William Thomas Carter, "Flint" to his friends, is an artist and author born in 1947 in Danville, Illinois.
After attending Danville High School, he served in Panama during the Vietnam conflict at the Latin American Headquarters Post. He received the National Defense and Good Conduct medals.
Returning home, Flint attended Danville Junior College and later Southern Illinois University. Special interest in the design department, headed by Buckminster Fuller, inspired the building of Arizona's first solar heated and cooled museum.
The Dixie Auto Parts Clean Up in Danville, spearheaded by Flint Carter set a precedence which lead to the dredging of the Hudson River to remove PCBs- a dredging operation costing $50,000,000 - larger than the entire gold rush of 1849.
Also, having secured placement for various historical pieces in museums nationwide, William Thomas Carter was instrumental in returning the war bonnet of Tasin, son of Cochise, to the Apaches at Fort Still, Oklahoma.
In the early 1970's, after Flint moved to Southern Arizona, he was introduced to the legend of the Iron Door Mine, by Burton Holly, the man who built Hollywood. Over those years, Flint acquired thousands of acres of land mining claims in the area and has maintained some of the largest operating mines in the mountains.
While in Arizona, Ted DeGrazia, whose work is well known in the commercial art world, was a mentor and friend. He was the inspiration for the outdoor theater "The Stage in the Sun," named in honor of DeGrazia's Gallery In The Sun In 1988, "The Oracale Historian" published "The Story of Gold," a short story, followed by "The Legend," a brochure produced by SaddleBrooke Development Corp.
At present, an accredited archeological discovery of a lost city involved in the Iron Door Mine legend is being documented for film and literary purposes.
In 1995, a special collection of minerals, prehistoric and historic artifacts, art, jewelry and related memorabilia from Arizona's Canyon of Gold, Canada del Oro, was shown at the Tucson Gem and Mineral Show at the TCC. The collection has premiered in the lobby entranceway of the Tucson Convention Center.
This collection was shown for five years. Environmental accomplishments include a solar stucco design and a multi-million dollar industrial toxic site clean up.
W. T. “Flint” Carter is a rare prospector who mines precious stones in Tucson, cuts polishes and fabricaties them into fine jewelry and art. All of Flint's creations are mined from Mt. Lemmon and the surrounding Santa Catalina Mountains in Southern Arizona near Tucson, Arizona.
Carter has staked mining claims throughout the Cañada del Oro and the Santa Catalina Mountains since he arrived in the early 1970s. While living north of Tucson, Carter was introduced to the legend of the Iron Door Mine by Burton Holly, the man who helped build Hollywood. Carter researched the history and mining of the Cañada del Oro (Canyon of Gold), located north of Tucson, Arizona, and explored the legends of the Mine with the Iron Door.

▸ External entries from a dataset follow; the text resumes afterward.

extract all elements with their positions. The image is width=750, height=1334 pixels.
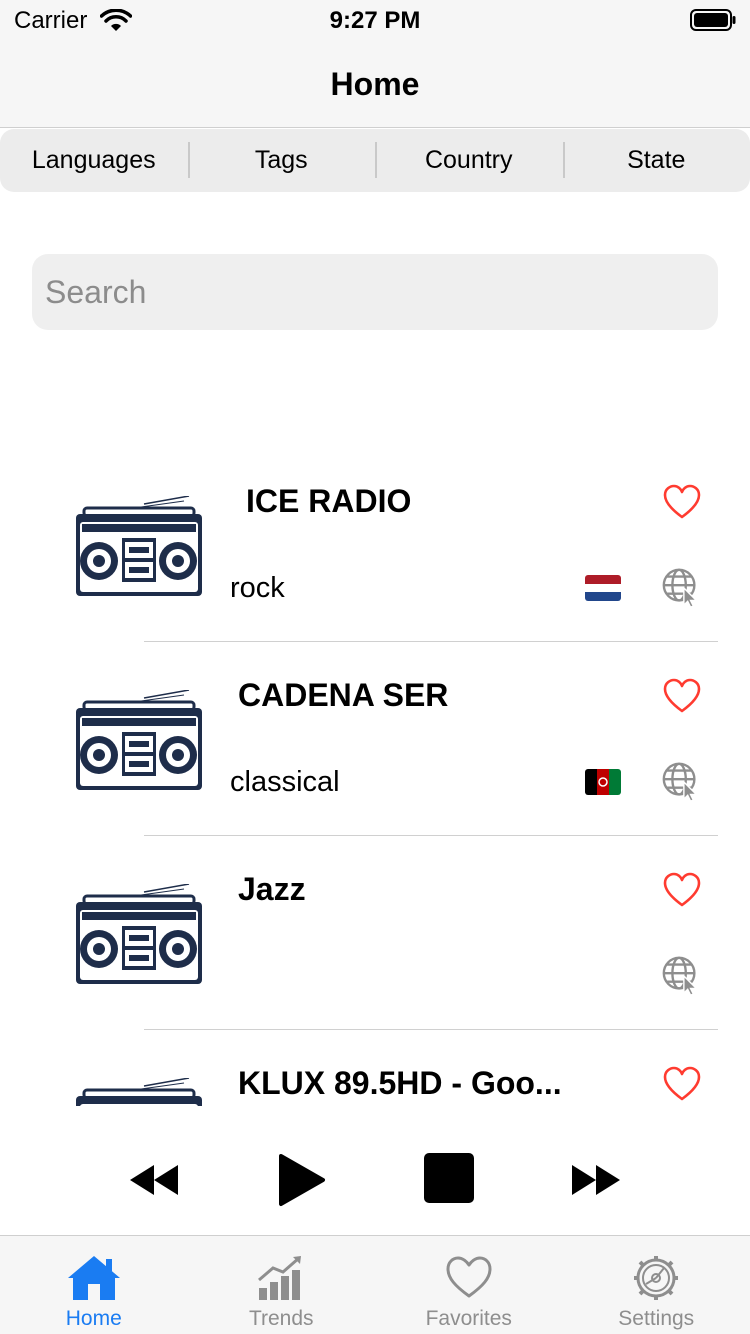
boombox-image [74,884,204,984]
segment-state[interactable]: State [562,129,750,192]
fast-forward-icon[interactable] [570,1163,622,1197]
search-input[interactable]: Search [32,254,718,330]
page-title: Home [330,66,420,102]
tab-bar: Home Trends Favorites Settings [0,1235,750,1334]
tab-trends[interactable]: Trends [188,1236,376,1334]
favorite-heart-icon[interactable] [663,678,701,714]
play-icon[interactable] [278,1153,326,1207]
station-row[interactable]: CADENA SER classical [0,642,750,836]
station-name: Jazz [238,871,306,907]
filter-segmented-control: Languages Tags Country State [0,129,750,192]
station-genre: classical [230,766,340,798]
segment-languages[interactable]: Languages [0,129,188,192]
station-row[interactable]: ICE RADIO rock [0,448,750,642]
website-globe-icon[interactable] [660,761,702,803]
station-list: ICE RADIO rock CADENA SER classical Jazz [0,448,750,1106]
player-controls [0,1140,750,1220]
tab-settings[interactable]: Settings [563,1236,750,1334]
favorite-heart-icon[interactable] [663,484,701,520]
boombox-image [74,1078,204,1106]
stop-icon[interactable] [424,1153,474,1203]
tab-label: Home [65,1307,122,1330]
tab-label: Settings [618,1307,695,1330]
navigation-bar: Home [0,40,750,128]
favorite-heart-icon[interactable] [663,872,701,908]
boombox-image [74,690,204,790]
station-row[interactable]: KLUX 89.5HD - Goo... [0,1030,750,1106]
website-globe-icon[interactable] [660,567,702,609]
segment-tags[interactable]: Tags [187,129,376,192]
chart-icon [258,1256,302,1300]
website-globe-icon[interactable] [660,955,702,997]
gear-icon [634,1256,679,1300]
afghanistan-flag-icon [585,769,621,795]
netherlands-flag-icon [585,575,621,601]
heart-icon [446,1256,492,1298]
rewind-icon[interactable] [128,1163,180,1197]
favorite-heart-icon[interactable] [663,1066,701,1102]
tab-label: Trends [248,1307,314,1330]
status-bar: Carrier 9:27 PM [0,0,750,40]
status-time: 9:27 PM [329,7,421,34]
tab-label: Favorites [425,1307,512,1330]
battery-icon [690,9,736,31]
station-name: KLUX 89.5HD - Goo... [238,1065,562,1101]
station-row[interactable]: Jazz [0,836,750,1030]
tab-favorites[interactable]: Favorites [375,1236,563,1334]
station-genre: rock [230,572,285,604]
boombox-image [74,496,204,596]
segment-country[interactable]: Country [375,129,563,192]
station-name: ICE RADIO [246,483,412,519]
tab-home[interactable]: Home [0,1236,188,1334]
house-icon [67,1256,120,1300]
station-name: CADENA SER [238,677,449,713]
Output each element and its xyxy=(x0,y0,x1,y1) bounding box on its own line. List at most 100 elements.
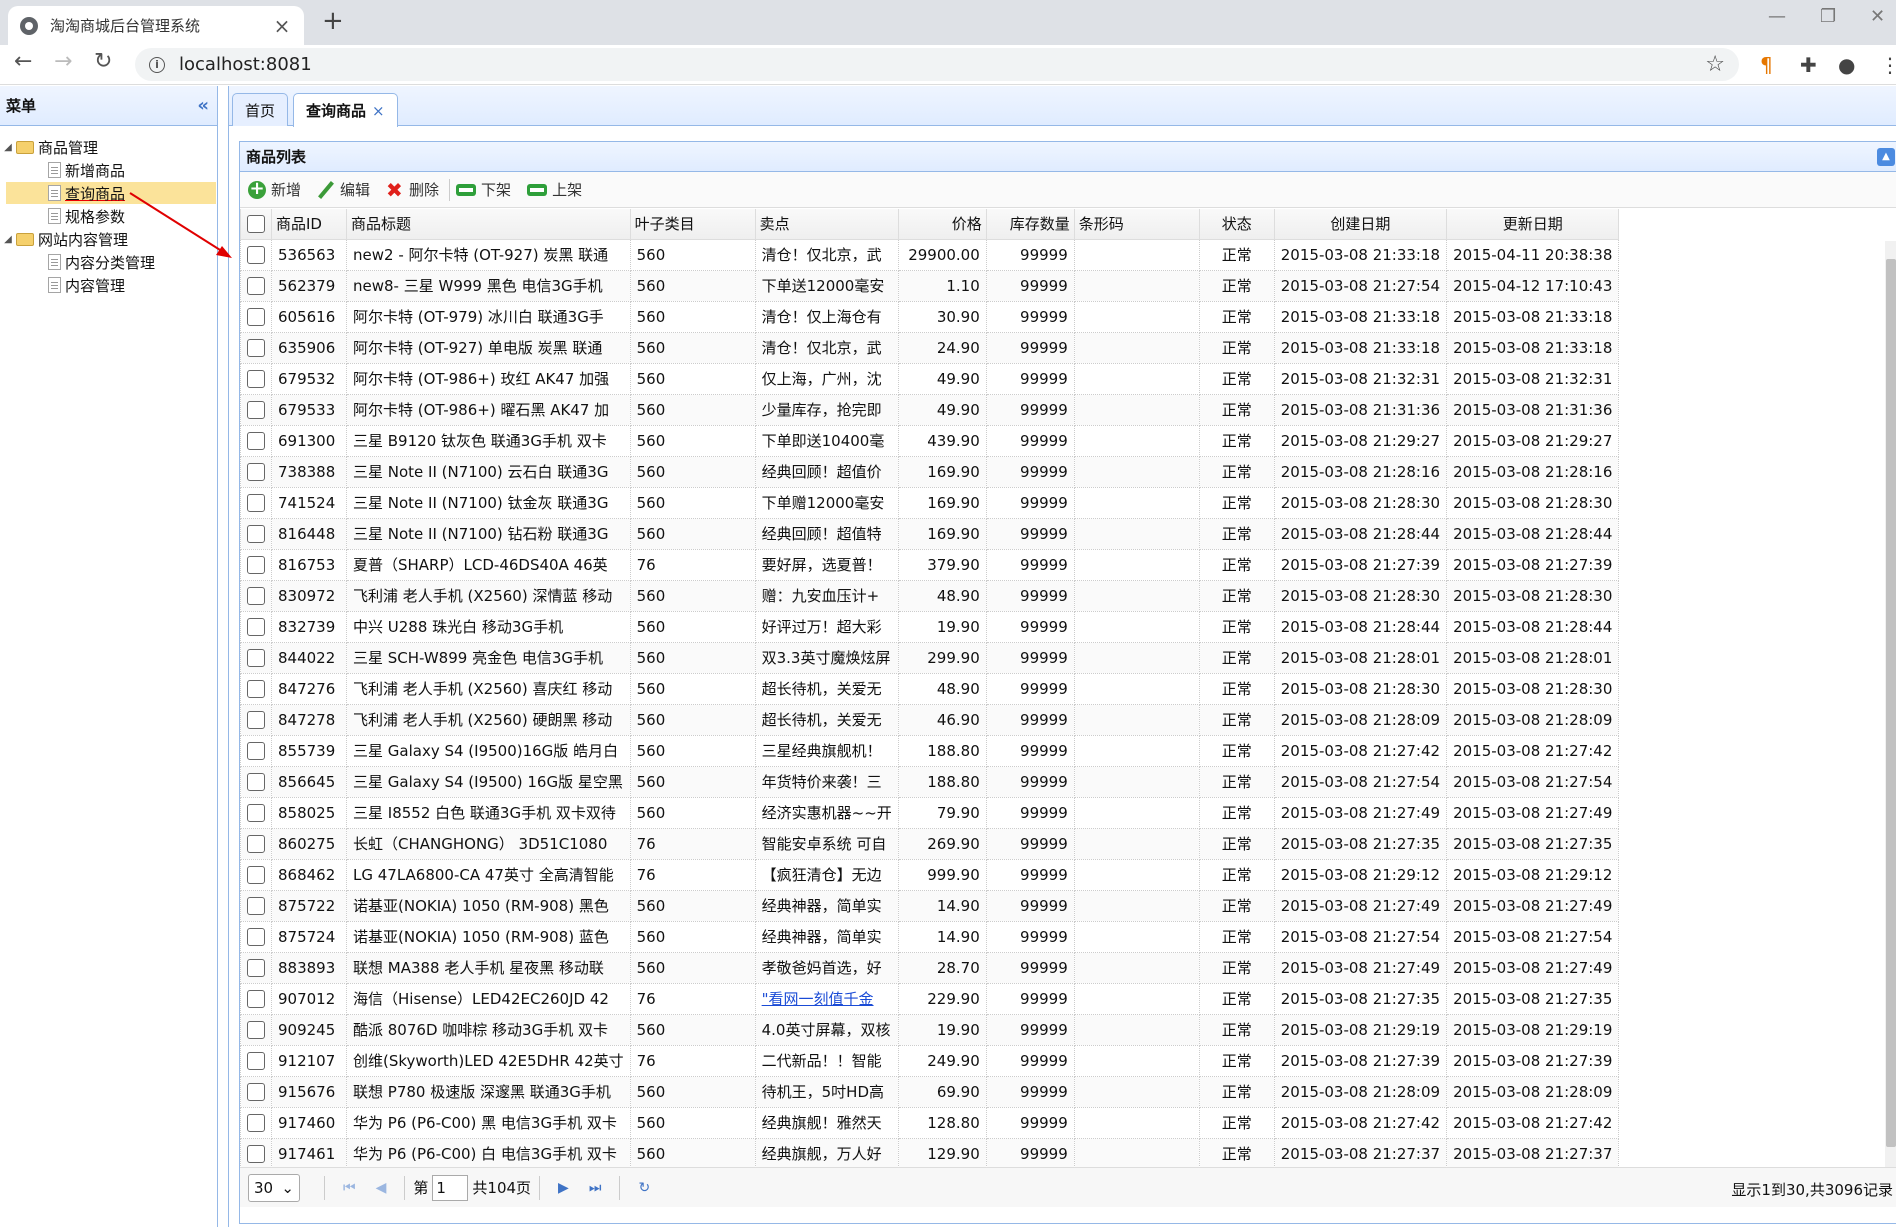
table-row[interactable]: 917461 华为 P6 (P6-C00) 白 电信3G手机 双卡 560 经典旗舰，… xyxy=(240,1137,1620,1167)
add-button[interactable]: 新增 xyxy=(248,178,301,200)
close-window-icon[interactable]: ✕ xyxy=(1870,6,1885,27)
row-checkbox-cell[interactable] xyxy=(240,641,272,674)
puzzle-icon[interactable]: ✚ xyxy=(1800,53,1817,77)
row-checkbox[interactable] xyxy=(247,1051,265,1070)
row-checkbox-cell[interactable] xyxy=(240,486,272,519)
table-row[interactable]: 562379 new8- 三星 W999 黑色 电信3G手机 560 下单送12000… xyxy=(240,269,1620,302)
column-header[interactable]: 价格 xyxy=(897,209,987,240)
row-checkbox-cell[interactable] xyxy=(240,982,272,1015)
row-checkbox-cell[interactable] xyxy=(240,455,272,488)
row-checkbox[interactable] xyxy=(247,896,265,915)
row-checkbox-cell[interactable] xyxy=(240,827,272,860)
row-checkbox-cell[interactable] xyxy=(240,765,272,798)
bookmark-star-icon[interactable]: ☆ xyxy=(1705,52,1725,77)
expand-arrow-icon[interactable]: ◢ xyxy=(0,142,16,153)
address-bar[interactable]: i localhost:8081 ☆ xyxy=(135,48,1739,81)
table-row[interactable]: 605616 阿尔卡特 (OT-979) 冰川白 联通3G手 560 清仓！仅上海仓有… xyxy=(240,300,1620,333)
table-row[interactable]: 635906 阿尔卡特 (OT-927) 单电版 炭黑 联通 560 清仓！仅北京，武… xyxy=(240,331,1620,364)
table-row[interactable]: 917460 华为 P6 (P6-C00) 黑 电信3G手机 双卡 560 经典旗舰！… xyxy=(240,1106,1620,1139)
row-checkbox-cell[interactable] xyxy=(240,672,272,705)
row-checkbox[interactable] xyxy=(247,865,265,884)
row-checkbox[interactable] xyxy=(247,834,265,853)
table-row[interactable]: 816448 三星 Note II (N7100) 钻石粉 联通3G 560 经典回顾… xyxy=(240,517,1620,550)
table-row[interactable]: 912107 创维(Skyworth)LED 42E5DHR 42英寸 76 二代新品… xyxy=(240,1044,1620,1077)
table-row[interactable]: 847276 飞利浦 老人手机 (X2560) 喜庆红 移动 560 超长待机，关爱无… xyxy=(240,672,1620,705)
table-row[interactable]: 915676 联想 P780 极速版 深邃黑 联通3G手机 560 待机王，5吋HD高… xyxy=(240,1075,1620,1108)
row-checkbox-cell[interactable] xyxy=(240,517,272,550)
tree-item-content-manage[interactable]: 内容管理 xyxy=(0,274,217,296)
table-row[interactable]: 858025 三星 I8552 白色 联通3G手机 双卡双待 560 经济实惠机器~~… xyxy=(240,796,1620,829)
row-checkbox[interactable] xyxy=(247,400,265,419)
first-page-icon[interactable]: ⏮ xyxy=(343,1180,356,1196)
row-checkbox[interactable] xyxy=(247,462,265,481)
close-tab-icon[interactable]: × xyxy=(272,14,292,38)
tree-group-content[interactable]: ◢ 网站内容管理 xyxy=(0,228,217,250)
row-checkbox-cell[interactable] xyxy=(240,703,272,736)
minimize-icon[interactable]: — xyxy=(1768,6,1786,27)
row-checkbox-cell[interactable] xyxy=(240,889,272,922)
table-row[interactable]: 536563 new2 - 阿尔卡特 (OT-927) 炭黑 联通 560 清仓！仅北… xyxy=(240,238,1620,271)
row-checkbox[interactable] xyxy=(247,803,265,822)
row-checkbox-cell[interactable] xyxy=(240,1137,272,1167)
page-size-select[interactable]: 30 ⌄ xyxy=(248,1173,300,1202)
info-icon[interactable]: i xyxy=(149,56,165,73)
row-checkbox-cell[interactable] xyxy=(240,362,272,395)
row-checkbox[interactable] xyxy=(247,369,265,388)
table-row[interactable]: 844022 三星 SCH-W899 亮金色 电信3G手机 560 双3.3英寸魔焕炫… xyxy=(240,641,1620,674)
column-header[interactable]: 商品ID xyxy=(271,209,347,240)
table-row[interactable]: 738388 三星 Note II (N7100) 云石白 联通3G 560 经典回顾… xyxy=(240,455,1620,488)
table-row[interactable]: 830972 飞利浦 老人手机 (X2560) 深情蓝 移动 560 赠：九安血压计+… xyxy=(240,579,1620,612)
row-checkbox[interactable] xyxy=(247,276,265,295)
tree-item-query-goods[interactable]: 查询商品 xyxy=(6,182,216,204)
tab-home[interactable]: 首页 xyxy=(232,93,289,126)
row-checkbox[interactable] xyxy=(247,927,265,946)
row-checkbox[interactable] xyxy=(247,245,265,264)
row-checkbox-cell[interactable] xyxy=(240,858,272,891)
row-checkbox[interactable] xyxy=(247,307,265,326)
forward-icon[interactable]: → xyxy=(54,49,72,74)
panel-collapse-icon[interactable]: ▲ xyxy=(1877,148,1895,166)
table-row[interactable]: 679533 阿尔卡特 (OT-986+) 曜石黑 AK47 加 560 少量库存，抢… xyxy=(240,393,1620,426)
tree-item-add-goods[interactable]: 新增商品 xyxy=(0,159,217,181)
table-row[interactable]: 868462 LG 47LA6800-CA 47英寸 全高清智能 76 【疯狂清仓】无… xyxy=(240,858,1620,891)
row-checkbox[interactable] xyxy=(247,1082,265,1101)
collapse-icon[interactable]: « xyxy=(197,95,209,116)
row-checkbox-cell[interactable] xyxy=(240,331,272,364)
table-row[interactable]: 832739 中兴 U288 珠光白 移动3G手机 560 好评过万！超大彩 19.90… xyxy=(240,610,1620,643)
row-checkbox[interactable] xyxy=(247,679,265,698)
table-row[interactable]: 741524 三星 Note II (N7100) 钛金灰 联通3G 560 下单赠1… xyxy=(240,486,1620,519)
page-number-input[interactable]: 1 xyxy=(432,1174,469,1201)
offshelf-button[interactable]: 下架 xyxy=(456,179,511,200)
row-checkbox[interactable] xyxy=(247,958,265,977)
column-header[interactable]: 商品标题 xyxy=(346,209,631,240)
row-checkbox-cell[interactable] xyxy=(240,424,272,457)
row-checkbox[interactable] xyxy=(247,710,265,729)
scrollbar-thumb[interactable] xyxy=(1886,259,1896,1147)
row-checkbox-cell[interactable] xyxy=(240,1044,272,1077)
row-checkbox-cell[interactable] xyxy=(240,1106,272,1139)
row-checkbox[interactable] xyxy=(247,493,265,512)
maximize-icon[interactable]: ❐ xyxy=(1820,6,1836,27)
next-page-icon[interactable]: ▶ xyxy=(558,1180,569,1196)
row-checkbox[interactable] xyxy=(247,989,265,1008)
refresh-icon[interactable]: ↻ xyxy=(638,1180,650,1196)
row-checkbox[interactable] xyxy=(247,524,265,543)
tree-item-spec-params[interactable]: 规格参数 xyxy=(0,205,217,227)
last-page-icon[interactable]: ⏭ xyxy=(589,1180,602,1196)
new-tab-button[interactable]: + xyxy=(322,6,344,36)
table-row[interactable]: 907012 海信（Hisense）LED42EC260JD 42 76 "看网一刻值… xyxy=(240,982,1620,1015)
table-row[interactable]: 856645 三星 Galaxy S4 (I9500) 16G版 星空黑 560 年货… xyxy=(240,765,1620,798)
onshelf-button[interactable]: 上架 xyxy=(527,179,582,200)
edit-button[interactable]: 编辑 xyxy=(317,179,370,200)
table-row[interactable]: 679532 阿尔卡特 (OT-986+) 玫红 AK47 加强 560 仅上海，广州… xyxy=(240,362,1620,395)
column-header[interactable]: 状态 xyxy=(1198,209,1275,240)
row-checkbox-cell[interactable] xyxy=(240,269,272,302)
row-checkbox[interactable] xyxy=(247,772,265,791)
table-row[interactable]: 875722 诺基亚(NOKIA) 1050 (RM-908) 黑色 560 经典神器… xyxy=(240,889,1620,922)
column-header[interactable]: 库存数量 xyxy=(985,209,1075,240)
table-row[interactable]: 691300 三星 B9120 钛灰色 联通3G手机 双卡 560 下单即送10400… xyxy=(240,424,1620,457)
close-tab-icon[interactable]: × xyxy=(372,102,385,120)
row-checkbox[interactable] xyxy=(247,1020,265,1039)
row-checkbox-cell[interactable] xyxy=(240,920,272,953)
row-checkbox-cell[interactable] xyxy=(240,579,272,612)
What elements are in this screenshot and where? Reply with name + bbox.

With a large collection of high grade ore accumulated over the decades from the Catalinas, Carter has fashioned raw stones into dozens of unique artistic creations- jewelry, polished stones and desert rock art, or Flint Rock, named after its designer. One of his most popular collection is the Cody Stone, named in honor of William "Buffalo Bill" Cody who owned the High Jinks gold mine near Oracle, Arizona. Mining in Oracle and Tucson, AZ is one of Flint's specialties.
Flint is available to speak to groups about the Old West, Southwestern legends, the Iron Door Mine, mining and other subjects. Almost of of his specimens, jewelry or art work, found throughout these pages, are available for sale.
W. T. Flint Carter is a problem solving design consultant specializing in mining and environmental reclamation, CEO of Celebrity Stones, curator of the Mine with the Iron Door Museum, director of the Santa Catalina Historic Preservation, executive consultant of the 3C Ranch and Oracle Inn in Oracle, Arizona.